L’Égypte a sujet d’espérer que, grâce à l’Angleterre, elle pourra s’exempter du sort réservé à tous les pays qui se livrent en proie aux empiriques et aux prêteurs sur gages. Le gouvernement britannique ne lui permettra pas d’en user comme ce mendiant espagnol à qui on conseillait de travailler et qui, se drapant dans son haillon et dans sa fierté castillane, répondit : Je demande de l’argent, non des conseils. Les Anglais donneront de l’argent à l’Égypte, mais ils lui donneront aussi des conseils, et il faudra qu’elle les accepte. Il est vrai que jadis ils paraissaient peu disposés à travailler à sa régénération. Ils ont protégé les mamelouks, qui condamnaient à la stérilité la fertile vallée du Nil ; ils ont ligué toute l’Europe contre le progressif Méhémet-Ali et ils ont accordé leur appui au fanatique Abbas-Pacha. « Il y avait alors en Angleterre un parti qui aurait voulu réduire le vice-roi à la condition de ces rajahs de l’Inde, dont on favorise les désordres jusqu’au moment où le prince abruti n’a plus d’autre ressource que de se faire protéger ou de vendre ses états[1]. » En 1840, l’ambassadeur anglais à Constantinople, lord Ponsonby, écrivait au grand-vizir que le but de la politique de l’Angleterre comme de la Porte devait être a de renvoyer nus dans le désert Méhémet-Ali et toute sa descendance. »

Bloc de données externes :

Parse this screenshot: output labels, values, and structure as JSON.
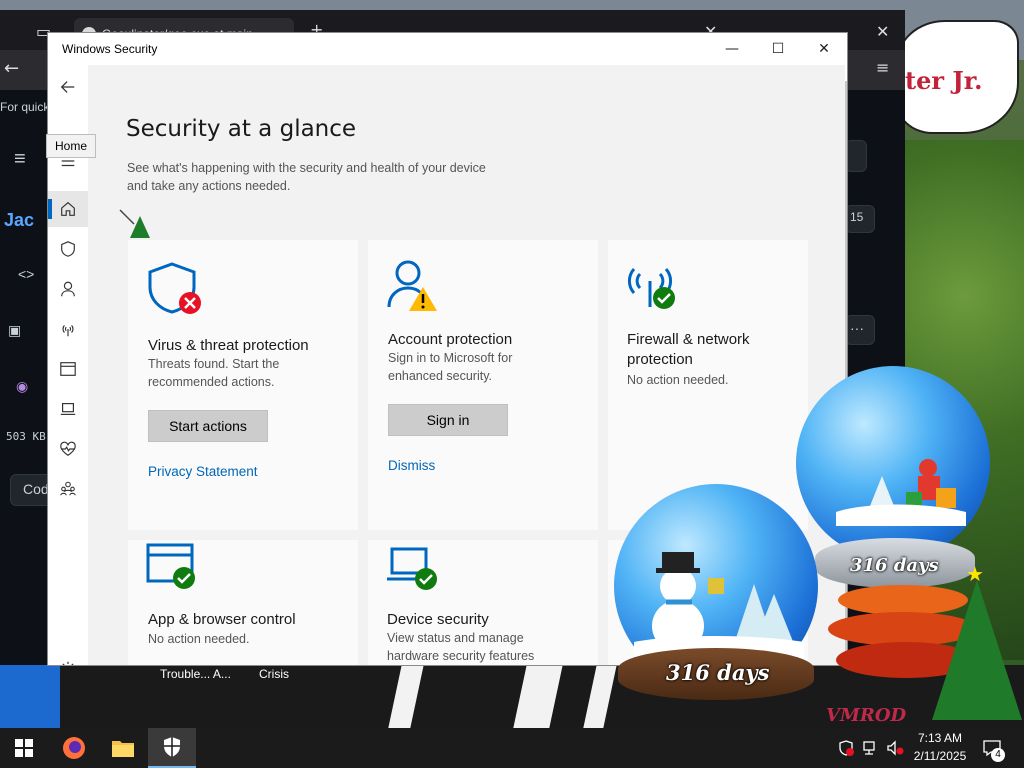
{
  "desktop": {
    "wallpaper_caption": "ter Jr.",
    "taskbar_labels": [
      "Trouble... A...",
      "Crisis"
    ],
    "signature": "VMROD"
  },
  "browser": {
    "tab_title": "Geoulinator/geo.exe at main",
    "side_fragments": [
      "For quick",
      "Jac",
      "503 KB",
      "Cod"
    ],
    "tab_hint": "15"
  },
  "window": {
    "title": "Windows Security",
    "tooltip": "Home",
    "nav_icons": [
      "back-icon",
      "menu-icon",
      "home-icon",
      "shield-icon",
      "person-icon",
      "antenna-icon",
      "browser-window-icon",
      "laptop-icon",
      "heart-monitor-icon",
      "family-icon",
      "settings-icon"
    ]
  },
  "main": {
    "title": "Security at a glance",
    "subtitle_line1": "See what's happening with the security and health of your device",
    "subtitle_line2": "and take any actions needed.",
    "tiles": [
      {
        "title": "Virus & threat protection",
        "desc_line1": "Threats found. Start the",
        "desc_line2": "recommended actions.",
        "button": "Start actions",
        "link": "Privacy Statement",
        "status": "error"
      },
      {
        "title": "Account protection",
        "desc_line1": "Sign in to Microsoft for",
        "desc_line2": "enhanced security.",
        "button": "Sign in",
        "link": "Dismiss",
        "status": "warning"
      },
      {
        "title_line1": "Firewall & network",
        "title_line2": "protection",
        "desc_line1": "No action needed.",
        "status": "ok"
      },
      {
        "title": "App & browser control",
        "desc_line1": "No action needed.",
        "status": "ok"
      },
      {
        "title": "Device security",
        "desc_line1": "View status and manage",
        "desc_line2": "hardware security features",
        "status": "ok"
      }
    ]
  },
  "decorations": {
    "globe_large_label": "316 days",
    "globe_small_label": "316 days"
  },
  "taskbar": {
    "time": "7:13 AM",
    "date": "2/11/2025",
    "notification_count": "4",
    "accent": "#76b9ed"
  },
  "colors": {
    "accent_blue": "#0067c0",
    "link_blue": "#0067b8",
    "ok_green": "#107c10",
    "error_red": "#e81123",
    "warning_yellow": "#ffb900"
  }
}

Ces temps ne sont plus. L’école de Manchester, qu’il est permis de juger, mais qu’il ne faut pas calomnier, a modifié les sentimens des Anglais sur plus d’un point ; elle leur a démontré qu’on peut quelquefois fonder son bonheur sur celui d’autrui. Il est probable qu’ils donneront au vice-roi de très utiles conseils. Ils ont conscience de la responsabilité qu’ils assument en le prenant sous leur patronage financier ; ils savent que ce patronage, ou ce qu’on a appelé « leur endossement tacite, » procurera à Ismaïl-Pacha tout l’argent dont il aura ou dont il n’aura pas besoin. « Le monde des finances ! lisait-on dans un journal, est très ému ; il ne saurait y avoir, se dit-on, de meilleure spéculation que celle de prêter à l’Égypte, si l’Angleterre, bien qu’elle n’en prenne pas l’engagement formel, est là pour payer. Le taux de l’intérêt est

  1. Lettres, Journal et Documens pour servir à l’histoire du canal de Suez, t. Iir, p. 95.